October 18, 2024

It’s not a decision you should take lightly. Small business owners make this decision often.

Owners often talk about redesigning their website every 3 to 5 years.

They’ve undergone a rebranding, which led to a redesign.

They’ve repositioned and need new messaging.

They want to optimize its functionality and processes to increase conversion rates.

When redesigning a site, there are many things to consider: the design, the structure of the website, the images that you’d like to use, and what message you wish to convey. All of them are important. One area that business owners, designers, and others often overlook (and do so easily) is the impact a redesign of a website can have on its SEO performance.

Cost of overlooking SEO when redesigning a website

You’ll have noticed that I am very honest about the time and effort required to implement an effective SEO strategy. Digital marketing is a continuous process. All that work can be wasted if you do not take the necessary steps to safeguard the optimization you have already done.

Search engines crawl your website using ‘bots.’ This helps them to understand the content and purpose of it. This is how search engines know which results to include in their searches. These bots will need to assess your site again whenever you make major changes to it. This can take up to two weeks, based on my experience. While it’s going on, there’s also a chance that:

Your search ranking will most likely change (and drop temporarily).

You may no longer appear in search results for keywords that you previously ranked for.

The amount of organic traffic (free) you receive will decrease.

Your SEO analytics will always change when you redesign your site. You can protect your SEO work and prepare your site to minimize these changes.
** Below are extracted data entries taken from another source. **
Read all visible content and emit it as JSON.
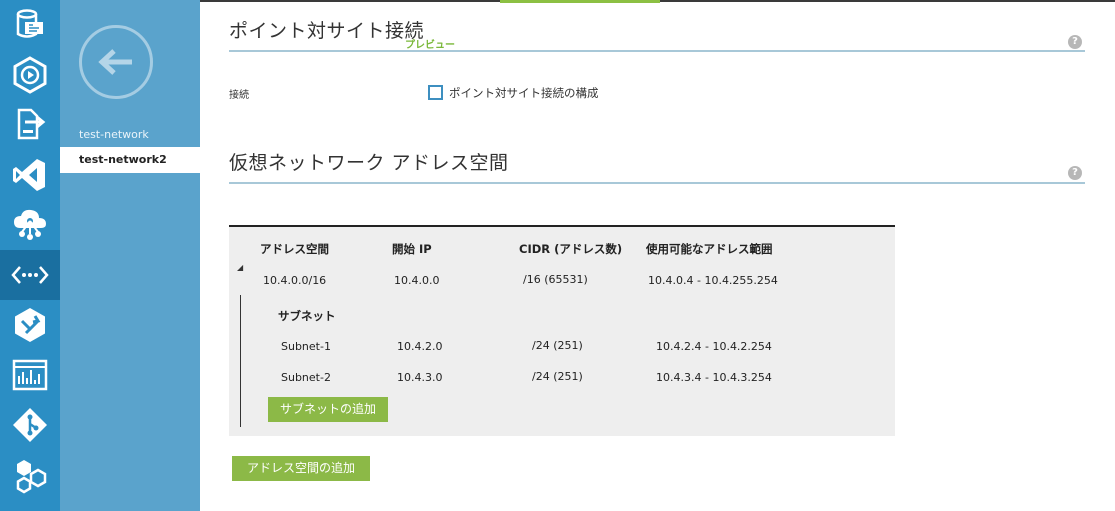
{
  "rail": {
    "icons": [
      "database-icon",
      "media-play-icon",
      "deploy-icon",
      "visual-studio-icon",
      "cloud-services-icon",
      "virtual-network-icon",
      "traffic-manager-icon",
      "dashboard-icon",
      "git-icon",
      "hexagon-apps-icon"
    ],
    "active_index": 5
  },
  "nav": {
    "back_icon": "arrow-left-icon",
    "items": [
      {
        "label": "test-network"
      },
      {
        "label": "test-network2"
      }
    ],
    "active_index": 1
  },
  "p2s": {
    "title": "ポイント対サイト接続",
    "preview": "プレビュー",
    "connection_label": "接続",
    "checkbox_label": "ポイント対サイト接続の構成",
    "checkbox_checked": false
  },
  "vnet": {
    "title": "仮想ネットワーク アドレス空間",
    "help": "?",
    "headers": {
      "space": "アドレス空間",
      "start_ip": "開始 IP",
      "cidr": "CIDR (アドレス数)",
      "range": "使用可能なアドレス範囲"
    },
    "address_space": {
      "space": "10.4.0.0/16",
      "start_ip": "10.4.0.0",
      "cidr": "/16 (65531)",
      "range": "10.4.0.4 - 10.4.255.254"
    },
    "subnet_header": "サブネット",
    "subnets": [
      {
        "name": "Subnet-1",
        "start_ip": "10.4.2.0",
        "cidr": "/24 (251)",
        "range": "10.4.2.4 - 10.4.2.254"
      },
      {
        "name": "Subnet-2",
        "start_ip": "10.4.3.0",
        "cidr": "/24 (251)",
        "range": "10.4.3.4 - 10.4.3.254"
      }
    ],
    "add_subnet_label": "サブネットの追加",
    "add_space_label": "アドレス空間の追加"
  },
  "colors": {
    "rail": "#2b8ec4",
    "rail_active": "#1a6fa0",
    "panel": "#5aa3cc",
    "accent_green": "#8cb947",
    "preview_green": "#7ab83a"
  }
}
Ten tips to protect your SEO efforts during, before, and after a website redesign

In my role as an SEO Strategist, I have helped small businesses navigate site redesigns to avoid a total SEO disaster. What I have found to be the best way to preserve your optimization efforts and prevent a drastic drop in SEO analytics is what I recommend.

Get your timing right

There’s no perfect time to redesign your website, but there are times when you can schedule your redesign.

Identify your quieter booking periods. If you are a wedding photographer, you might find that the summer months tend to be slower. (Depending on the weather in your area). If you are a family portrait photographer, you will know that the lead-up to Christmas, as well as the beginning of the new school year, can be very busy.

It may seem not very comforting to not have your website available during slow times. Why would you consider taking your main marketing tool out of service when business is slow? SEO-wise, the site traffic will be lower during quieter times, so taking it offline temporarily won’t surprise your customers or search engines.

Download SEO reports before and after

Redesigning your website should improve your business. This can be done by enhancing your brand or your usability. It would be best if you had your analytics now to compare with the data collected after the redesign.

Download Google Analytics and Google Search Console Reports from the last 12 months. You should have good snapshots:

The number of leads that your website generates.

Check your website’s architecture

The site architecture is a fancy term for the way your website is structured. It is the way one-page links into another and what you want people to do on each of them. Sites that have clear, logical, and simple navigation tend to do better. This is because visitors are more likely to stay on the site longer.

Working with your designer or developer, understand the links between your pages, which pages will be placed under other pages, and what actions you would like your visitors to take on each of those pages.

Note: Your site’s structure may not change during the redesign. This is the exception, not the rule. Most of the time, you’ll see a change in your website’s navigation.

Find high-performing content

It may not be necessary to change blog articles or sales pages that are performing well on your website. It may be sufficient to redesign the site (e.g., Change the layout and colors (rather than replacing the images or text)

run a content audit to identify the content that is performing well. List the pages that don’t require rewriting or updating content. By telling your designer what pages are performing well and should remain intact, you can reduce the SEO impact.

Prepare for a decline in organic traffic

Google will send you organic traffic for free. It will decrease after a redesign. It will drop between 5-10%. However, mismanagement can cause it to fall off nearly completely.

It can be a little scary to see it all vanish. Try not to panic. If your new site follows best practices, it will recover and hopefully improve once the site is live.

Keep your URLs

It can be tempting to change a page URL when redesigning a website. If you’re making these changes, isn’t this the perfect time to also change the URL?

This is the fastest way to have broken links on your website. This will also result in the loss of any goodwill that other pages have earned for linking to your page. This is known as backlinking.

Keep your URLs consistent. If you need to change them, prepare yourself to spend some time fixing the links on your website. You’ll need to:

Let any site linking to the old pages know that the link has been changed (and hopefully, they will change it on their website).

Give the search engines time to crawl your ‘new’ webpage (since it will seem new to them).